Я с головой ушел в свои эксперименты, питался консервами, время от времени взбадривал себя кофе, который разогревал на спиртовке. Мысль зрела в мозгу, как зерно, брошенное в землю, которое должно напитаться соками и взойти, проклюнуться жизнетворным ростком. Впрочем, для этого ее, то есть мысль, нужно иногда оставить наедине с собой. Как бы забыть ее, что ли. Выйти, например, с саперной лопатой посбивать натекшие с крыши сталактиты, сверкающие хрусталем на мартовском солнце. Пойти в лес к незамерзающему ключевому ручейку, шелестящему в нежных пленках припоя, наклониться над ним, присесть на корточки, бездумно глядя на радужную игру сочащихся капель... И вот тогда, вырвавшись из логических постромков, мысль может выдать на выходе из "черного ящика" кое-какие свежие идейки либо повернуть старые в неожиданном ракурсе. Во всяком случае, однажды мне стало безусловно ясно, что первым делом надо попытаться обнаружить две временные точки в семидневном жизненном цикле краснооких принцесс: точку окончания роста (половозрелости) и точку "начала конца" - когда начинает затухать половая железа. Обнаружить две грани отсчета взрослого и цветущего организма. Обнаружить и попробовать "нажать" на них... Вспомнилась исполинская Пальма Тени. Цветет она один раз в жизни. И мне повезло; я видел ее цветение. На вершине в то единственное для нее утро распустилась могучая кисть оранжевого соцветия. Всю свою столетнюю жизнь она готовилась к этому великому торжеству. Знала бы она, что сразу, вслед за цветением, она погибнет на глазах почтенной ученой публики. Облетели лепестки, опустились громадные восьмиметровые листья, сморщился и засох ее ствол... "Ну, а если помешать этому цветению?" - подумалось мне тогда. А это, наверно, возможно. Тогда Пальма Тени сохранит свое "я".

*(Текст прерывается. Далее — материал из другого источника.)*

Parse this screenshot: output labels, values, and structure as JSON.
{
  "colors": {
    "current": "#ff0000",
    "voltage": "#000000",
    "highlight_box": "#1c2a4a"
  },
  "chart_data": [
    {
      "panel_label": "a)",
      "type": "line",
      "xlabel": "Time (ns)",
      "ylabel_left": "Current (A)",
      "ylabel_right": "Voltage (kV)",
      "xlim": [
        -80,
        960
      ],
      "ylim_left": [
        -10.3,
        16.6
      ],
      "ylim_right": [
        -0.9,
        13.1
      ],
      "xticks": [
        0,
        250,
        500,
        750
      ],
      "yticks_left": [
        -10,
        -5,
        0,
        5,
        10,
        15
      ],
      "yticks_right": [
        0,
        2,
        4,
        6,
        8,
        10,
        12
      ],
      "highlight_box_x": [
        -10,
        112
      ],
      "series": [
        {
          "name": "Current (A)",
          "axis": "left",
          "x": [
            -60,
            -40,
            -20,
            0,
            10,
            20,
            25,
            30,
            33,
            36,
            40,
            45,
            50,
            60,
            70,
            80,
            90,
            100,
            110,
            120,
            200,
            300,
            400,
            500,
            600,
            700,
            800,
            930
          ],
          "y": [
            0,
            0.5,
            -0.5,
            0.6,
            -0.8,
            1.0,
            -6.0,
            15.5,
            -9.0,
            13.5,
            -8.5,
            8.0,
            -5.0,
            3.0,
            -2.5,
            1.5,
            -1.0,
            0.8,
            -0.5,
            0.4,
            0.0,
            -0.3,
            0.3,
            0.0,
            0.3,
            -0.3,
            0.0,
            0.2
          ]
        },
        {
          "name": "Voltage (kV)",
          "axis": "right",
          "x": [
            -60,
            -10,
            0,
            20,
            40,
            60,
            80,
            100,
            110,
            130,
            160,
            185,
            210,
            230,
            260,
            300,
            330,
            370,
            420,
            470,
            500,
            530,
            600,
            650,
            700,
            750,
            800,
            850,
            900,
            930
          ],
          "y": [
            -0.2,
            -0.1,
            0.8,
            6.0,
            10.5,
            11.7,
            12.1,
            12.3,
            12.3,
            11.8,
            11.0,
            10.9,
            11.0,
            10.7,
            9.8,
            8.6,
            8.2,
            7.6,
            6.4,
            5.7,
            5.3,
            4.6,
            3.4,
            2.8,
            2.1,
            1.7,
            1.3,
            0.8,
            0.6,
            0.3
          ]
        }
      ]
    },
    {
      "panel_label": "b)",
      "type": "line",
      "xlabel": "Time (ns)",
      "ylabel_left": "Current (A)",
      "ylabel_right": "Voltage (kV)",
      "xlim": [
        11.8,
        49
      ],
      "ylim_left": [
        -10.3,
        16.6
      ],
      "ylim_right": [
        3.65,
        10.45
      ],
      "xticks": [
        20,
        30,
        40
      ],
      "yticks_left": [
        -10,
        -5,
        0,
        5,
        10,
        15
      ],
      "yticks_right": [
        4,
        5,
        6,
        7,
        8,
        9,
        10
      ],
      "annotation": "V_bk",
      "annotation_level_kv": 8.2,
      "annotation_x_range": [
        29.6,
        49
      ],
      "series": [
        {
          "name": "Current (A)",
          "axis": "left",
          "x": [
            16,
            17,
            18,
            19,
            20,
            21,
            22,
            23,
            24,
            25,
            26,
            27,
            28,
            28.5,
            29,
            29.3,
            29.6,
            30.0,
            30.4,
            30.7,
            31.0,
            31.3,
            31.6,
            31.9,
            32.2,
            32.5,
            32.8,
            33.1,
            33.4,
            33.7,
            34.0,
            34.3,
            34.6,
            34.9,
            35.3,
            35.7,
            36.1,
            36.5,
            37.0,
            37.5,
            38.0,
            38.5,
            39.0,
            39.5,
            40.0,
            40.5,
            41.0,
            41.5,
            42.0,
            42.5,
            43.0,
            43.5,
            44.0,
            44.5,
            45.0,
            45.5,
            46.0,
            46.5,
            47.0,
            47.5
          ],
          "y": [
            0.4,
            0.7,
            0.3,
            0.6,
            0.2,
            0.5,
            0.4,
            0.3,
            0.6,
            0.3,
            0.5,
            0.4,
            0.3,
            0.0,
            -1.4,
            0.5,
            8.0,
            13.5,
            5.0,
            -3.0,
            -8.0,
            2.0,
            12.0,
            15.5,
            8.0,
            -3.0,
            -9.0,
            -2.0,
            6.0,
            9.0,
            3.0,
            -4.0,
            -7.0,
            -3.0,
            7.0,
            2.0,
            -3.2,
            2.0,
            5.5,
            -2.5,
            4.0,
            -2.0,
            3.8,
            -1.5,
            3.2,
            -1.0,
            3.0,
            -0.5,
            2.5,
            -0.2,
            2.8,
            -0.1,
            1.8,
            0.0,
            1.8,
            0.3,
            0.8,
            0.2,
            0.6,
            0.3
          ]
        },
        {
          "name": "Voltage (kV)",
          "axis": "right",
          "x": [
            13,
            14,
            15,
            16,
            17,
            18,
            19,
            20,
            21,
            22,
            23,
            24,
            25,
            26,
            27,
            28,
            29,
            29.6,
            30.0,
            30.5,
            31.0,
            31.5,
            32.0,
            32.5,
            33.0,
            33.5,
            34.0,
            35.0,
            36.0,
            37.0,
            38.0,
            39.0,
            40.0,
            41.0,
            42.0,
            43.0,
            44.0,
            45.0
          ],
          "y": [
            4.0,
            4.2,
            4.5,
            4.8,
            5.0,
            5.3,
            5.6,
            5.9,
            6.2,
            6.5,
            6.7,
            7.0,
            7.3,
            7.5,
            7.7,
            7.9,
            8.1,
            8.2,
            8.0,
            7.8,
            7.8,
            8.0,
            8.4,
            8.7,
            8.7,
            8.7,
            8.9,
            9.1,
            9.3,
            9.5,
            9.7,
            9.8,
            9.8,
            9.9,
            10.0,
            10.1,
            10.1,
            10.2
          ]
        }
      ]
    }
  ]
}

Не сморщится, не засохнет, не погибнет. Но какой ценой! Ценой отказа от любви и материнства!.. Правда, у человека все несколько иначе: сама точка цветения продлилась у него во времени на годы. И прежде чем угаснуть, она способна дать несколько завязей новой жизни! Задержка "цветения" не грозит ему потерей любви!
Семидневные мыши должны были ответить на гамлетовский вопрос: быть или не быть? Быть или не быть бессмертию - не вида, а особи, личности, если говорить о человеке.
Двум беляночкам - самочке и самцу - я вживил по сотне золотых электродов в ту зону мозга, откуда ждал главной команды - в гипоталамус... Собственно, "я вживил"-это лихо сказано. Для того, чтобы провести эгу тончайшую операцию, каждый раз приходилось ездить к знакомому рентгенологу, делать фоторентгенограмму мышиного мозга, затем с ней отправляться в электронно-вычислительный центр, чтобы он на машине рассчитал угол и глубину попадания электродами в нужные клетки мозга. Надо было у ювелира заказать специальный для черепов моих мышат стереотаксический прибор подобие лука, где стрела (протаскивающая электроды) как бы выстреливает в трепанационное отверстие под определенным углом и на определенную глубину.
Наконец настал день, когда я, похоронив моих красноглазых белянок, за семь дней окончивших свое законное земное существование, развернул на полу курзала огромные рулоны записей, как домотканые половики- после мытья полов, и принялся за дешифровку субэнцефалограмм.